Nelle dispute fra “neutralisti” ed “interventisti” riguardo alla partecipazione dell’Italia alla Prima Guerra Mondiale si schiera con i primi.  Nel 1920, diviene Ministro della Pubblica Istruzione nel quinto ed ultimo ministero Giolitti, carica che ricoprirà fino all’anno successivo. Dopo un’iniziale adesione al fascismo, credendo che fosse “un impeto disordinato ma generoso di rinnovamento dell’Italia“, rifiuta di assumere cariche pubbliche nel primo gabinetto Mussolini. Nel 1924 dopo il delitto Matteotti rompe i suoi rapporti con il Partito Fascista ed aderisce al Partito Liberale italiano che tiene il proprio congresso a Livorno. Nell’aprile del 1925 dopo l’instaurazione della piena dittatura con il colpo di Stato del 3 Gennaio, esce un “Manifesto degli intellettuali fascisti“, cui Croce risponde, su proposta di Giovanni Amendola, con il “Manifesto degli intellettuali antifascisti“, che esce nel “Mondo” e in altri giornali, nel quale denuncia il ricorso alla violenza e la soppressione della libertà di stampa da parte del regime. Croce fu polo di riferimento per quanti si opposero al regime fascista. Cessa nel frattempo il suo rapporto d’amicizia con Gentile, che aderisce pienamente al Fascismo.  Sempre nello stesso anno esce la “Storia del regno di Napoli“.

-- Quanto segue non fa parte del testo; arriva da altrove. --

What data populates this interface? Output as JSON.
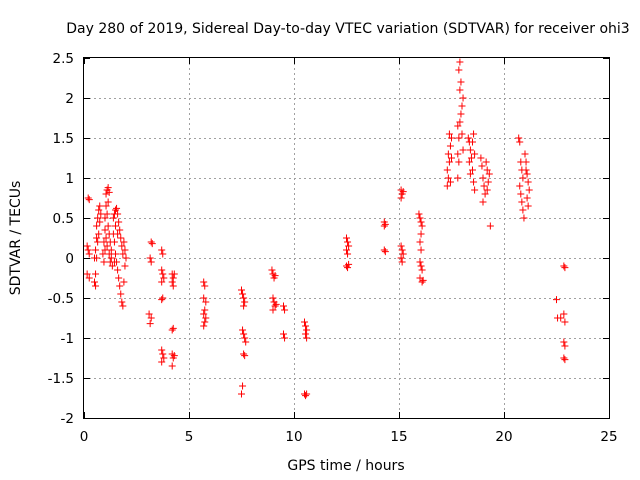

Il 1° novembre 1926 subisce una spedizione punitiva fascista nella sua casa napoletana. Nello stesso anno viene radiato da tutte le Accademie governative d’Italia. In questi anni il filosofo compie diversi viaggi all’estero, stringendo rapporti personali con Thomas Mann e Albert Einstein; continua inoltre, con la collaborazione di Adolfo Omodeo e Guido De Ruggiero, una metodica battaglia antifascista nelle pagine della “Critica“.  Nel 1928 esce la “Storia d’Italia dal 1871 al 1915” che scatena una dura reazione fascista. L’anno successivo, tiene un discorso in Senato contro il disegno di legge relativo al Concordato con la Santa Sede.  Nel Gennaio del 1944 si reca a Bari per partecipare al congresso dei comitati di liberazione. Nell’aprile dello stesso anno entra a far parte del secondo governo Badoglio come ministro senza portafoglio; dopo la liberazione di Roma entra nel governo Bonomi sempre come ministro senza portafoglio, dimettendosi il 27 Luglio. Il 4 Giugno legge al teatro Bellini di Napoli il discorso col quale viene chiuso il I congresso del ricostituito partito liberale. Nel settembre ’45 entra a far parte della Consulta.  Il 31 marzo 1946 sottoscrive, nell’imminenza delle elezioni per la Costituente, con Orlando, Nitti e Bonomi il manifesto dell'”Unione democratica nazionale“. Nel biennio ’46-’47 partecipa alle sedute dell’Assemblea Costituente. Il 16 febbraio 1947 inaugura a Palazzo Filomarino l’Istituto Italiano per gli Studi Storici. Nel 1948 diviene senatore della prima legislatura. Negli ultimi anni della sua vita si dedica incessantemente ed esclusivamente allo studio.

Benedetto Croce collaborò al «Corriere» scrivendo articoli originali e inviando anteprime di saggi che avrebbero visto la luce nei «Quaderni della Critica». Il rapporto tra Croce e il «Corriere» fu molto intenso: il filosofo abruzzese vi pubblicò 33 articoli e mantenne col direttore un’intensa corrispondenza. Si tratta di articoli nei quali Croce riprende tanta parte dei suoi vasti interessi, dalle riflessioni storiografiche alla letteratura, dalle ricostruzioni storiche alle riflessioni politiche fino alle pagine autobiografiche, al teatro, alla poesia.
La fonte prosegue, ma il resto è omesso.